First International Traders DM: Słabszy złoty, mocniejszy dolar – ale nie na długo

Wczoraj zgodnie z oczekiwaniami Bank Anglii zdecydował się na podwyższenie głównej stopy procentowej o 25 p.b. do poziomu 5,75 proc. W komunikacie towarzyszącym tej decyzji przyznano wprawdzie, że bilans ryzyk inflacyjnych wciąż jest wysoki, to jednak nie wykluczono możliwości spadku wskaźnika CPI do poziomu 2,00 proc. r/r w końcu roku. To nie wyklucza bynajmniej kolejnego posunięcia ze strony Banku Anglii w tym roku, które będzie miało na celu głównie „asekuracyjny” charakter, ale też pokazuje, że cykl podwyżek może (choć nie musi) zakończyć się na poziomie 6,00 proc. Jednak w krótkim terminie fakty te zostały już zdyskontowane przez rynek, co doprowadziło do przeceny mocno rosnącego w ostatnim czasie funta.
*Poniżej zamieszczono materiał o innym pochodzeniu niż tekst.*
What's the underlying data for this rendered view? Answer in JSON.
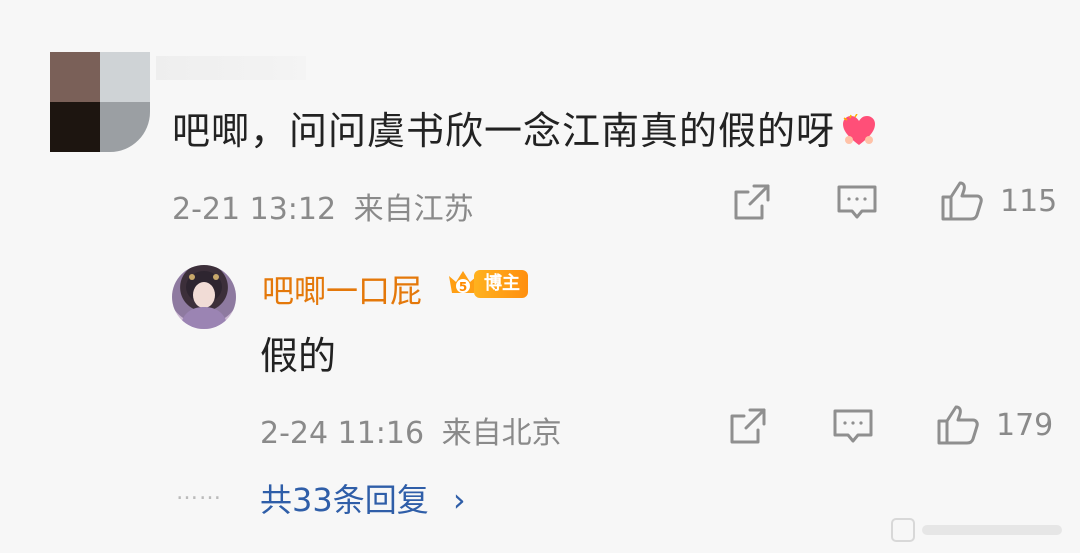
{
  "comment": {
    "text": "吧唧，问问虞书欣一念江南真的假的呀",
    "emoji": "heart-emoji",
    "time": "2-21 13:12",
    "location": "来自江苏",
    "like_count": "115"
  },
  "reply": {
    "author": "吧唧一口屁",
    "badge_level": "5",
    "badge_label": "博主",
    "text": "假的",
    "time": "2-24 11:16",
    "location": "来自北京",
    "like_count": "179"
  },
  "more": {
    "dots": "……",
    "label": "共33条回复",
    "chevron": "›"
  },
  "colors": {
    "background": "#f7f7f7",
    "author_name": "#e4780a",
    "link": "#2f5ea8",
    "meta": "#8a8a8a",
    "badge": "#ff9f14"
  }
}
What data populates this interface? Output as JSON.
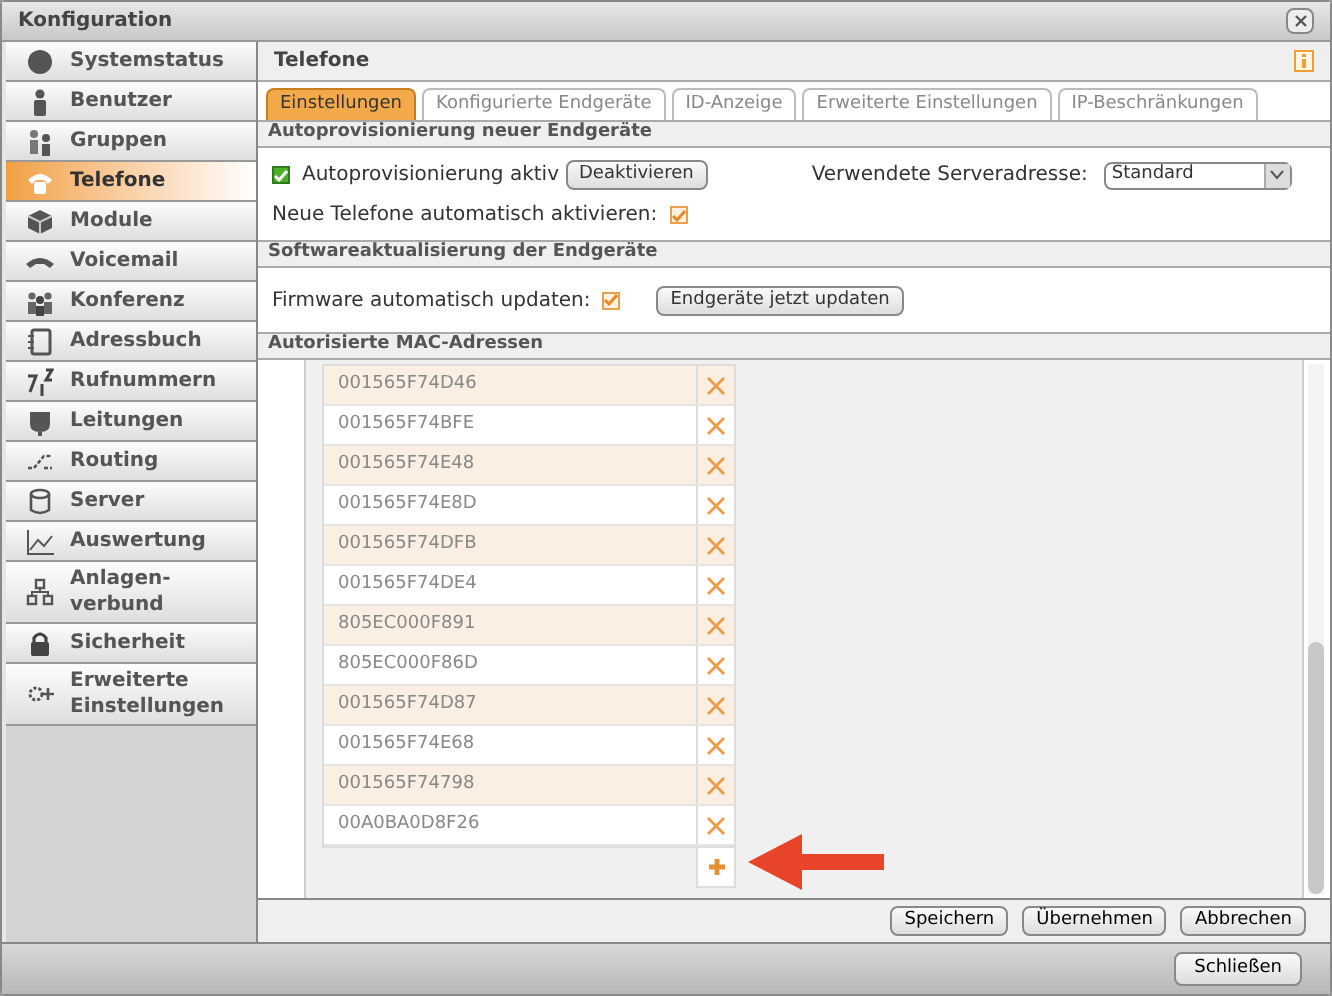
{
  "window": {
    "title": "Konfiguration"
  },
  "sidebar": {
    "items": [
      {
        "label": "Systemstatus",
        "selected": false
      },
      {
        "label": "Benutzer",
        "selected": false
      },
      {
        "label": "Gruppen",
        "selected": false
      },
      {
        "label": "Telefone",
        "selected": true
      },
      {
        "label": "Module",
        "selected": false
      },
      {
        "label": "Voicemail",
        "selected": false
      },
      {
        "label": "Konferenz",
        "selected": false
      },
      {
        "label": "Adressbuch",
        "selected": false
      },
      {
        "label": "Rufnummern",
        "selected": false
      },
      {
        "label": "Leitungen",
        "selected": false
      },
      {
        "label": "Routing",
        "selected": false
      },
      {
        "label": "Server",
        "selected": false
      },
      {
        "label": "Auswertung",
        "selected": false
      },
      {
        "label": "Anlagen-\nverbund",
        "selected": false
      },
      {
        "label": "Sicherheit",
        "selected": false
      },
      {
        "label": "Erweiterte\nEinstellungen",
        "selected": false
      }
    ]
  },
  "panel": {
    "title": "Telefone"
  },
  "tabs": [
    {
      "label": "Einstellungen",
      "selected": true
    },
    {
      "label": "Konfigurierte Endgeräte",
      "selected": false
    },
    {
      "label": "ID-Anzeige",
      "selected": false
    },
    {
      "label": "Erweiterte Einstellungen",
      "selected": false
    },
    {
      "label": "IP-Beschränkungen",
      "selected": false
    }
  ],
  "autoprovisioning": {
    "title": "Autoprovisionierung neuer Endgeräte",
    "active": {
      "label": "Autoprovisionierung aktiv",
      "checked": true
    },
    "deactivate_button": "Deaktivieren",
    "server_label": "Verwendete Serveradresse:",
    "server_value": "Standard",
    "auto_activate": {
      "label": "Neue Telefone automatisch aktivieren:",
      "checked": true
    }
  },
  "software_update": {
    "title": "Softwareaktualisierung der Endgeräte",
    "auto_update": {
      "label": "Firmware automatisch updaten:",
      "checked": true
    },
    "update_button": "Endgeräte jetzt updaten"
  },
  "mac_addresses": {
    "title": "Autorisierte MAC-Adressen",
    "rows": [
      "001565F74D46",
      "001565F74BFE",
      "001565F74E48",
      "001565F74E8D",
      "001565F74DFB",
      "001565F74DE4",
      "805EC000F891",
      "805EC000F86D",
      "001565F74D87",
      "001565F74E68",
      "001565F74798",
      "00A0BA0D8F26"
    ]
  },
  "buttons": [
    "Speichern",
    "Übernehmen",
    "Abbrechen"
  ],
  "footer": {
    "close_button": "Schließen"
  }
}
W efekcie dzisiaj rano oscylował on poniżej figury 2,01, czyli o 100 pipsów niżej niż wczoraj. Z podobną sytuacją mieliśmy do czynienia w przypadku euro. Stopy procentowe w Eurolandzie zgodnie z oczekiwaniami pozostały bez zmian, a słowa Jean-Claude Tricheta podczas konferencji prasowej nie wniosły tak naprawdę wiele. Szef ECB powtórzył, że presja inflacyjna w najbliższych miesiącach będzie się utrzymywać, chociaż nie padło sformułowanie o „uważnym monitorowaniu” wszystkich ryzyk inflacyjnych, które miało miejsce ostatnio. Zamiast tego przyznano, że sytuacja jest monitorowana „bardzo uważnie”. Dla części ekonomistów była to sugestia, iż ECB nieco zaostrzył retorykę, dla innych, że do podwyżki może dojść równie dobrze we wrześniu, ale i też w październiku. To doprowadziło do nieznacznej przeceny wspólnej waluty, za którą dzisiaj rano płacono mniej niż 1,36 dolara. Warto jednak odnotować, iż równie istotne były informacje jakie napłynęły ze Stanów Zjednoczonych. Niezależna firma ADP podała, iż w czerwcu w amerykańskiej gospodarce mogło przybyć 150 tys. nowych miejsc pracy, co poprawiło nastroje przed dzisiejszą publikacją Departamentu Pracy o godz. 14:30. Z kolei lepszy od oczekiwanego odczyt indeksu ISM dla sektora usług, który wzrósł w czerwcu do 60,7 pkt. potwierdził wcześniejsze przypuszczenia o poprawiającym się stanie amerykańskiej gospodarki. To teoretycznie powinno pomagać dolarowi, gdyby nie pogarszający się dysparytet stóp procentowych, który w długim terminie nadal będzie rzutować negatywnie na „zielonego”.

Dzisiaj rynek może być dosyć spokojny, gdyż spora część inwestorów będzie wolała zaczekać z decyzjami do publikacji wspominanych danych z amerykańskiego rynku pracy o godz. 14:30. Oczekuje się, że w czerwcu przybyło od 120 do 125 tys. nowych etatów, wobec 157 tys. miesiąc wcześniej. Nie można jednak wykluczyć, że dane będą nieco lepsze, co pomoże dolarowi. Takiej możliwości nie wyklucza też analiza techniczna, która wskazuje na spadek EUR/USD w okolice 1,3350. Będzie to jednak korzystna okazja do ponownego zajęcia pozycji we wspólnej walucie, gdyż w średnim terminie prawdopodobieństwo dalszych wzrostów eurodolara jest większe, niż jego spadku. Taki scenariusz będzie wspierać złotego, który ponownie przetestuje okolice 3,7450-3,75 zł za euro.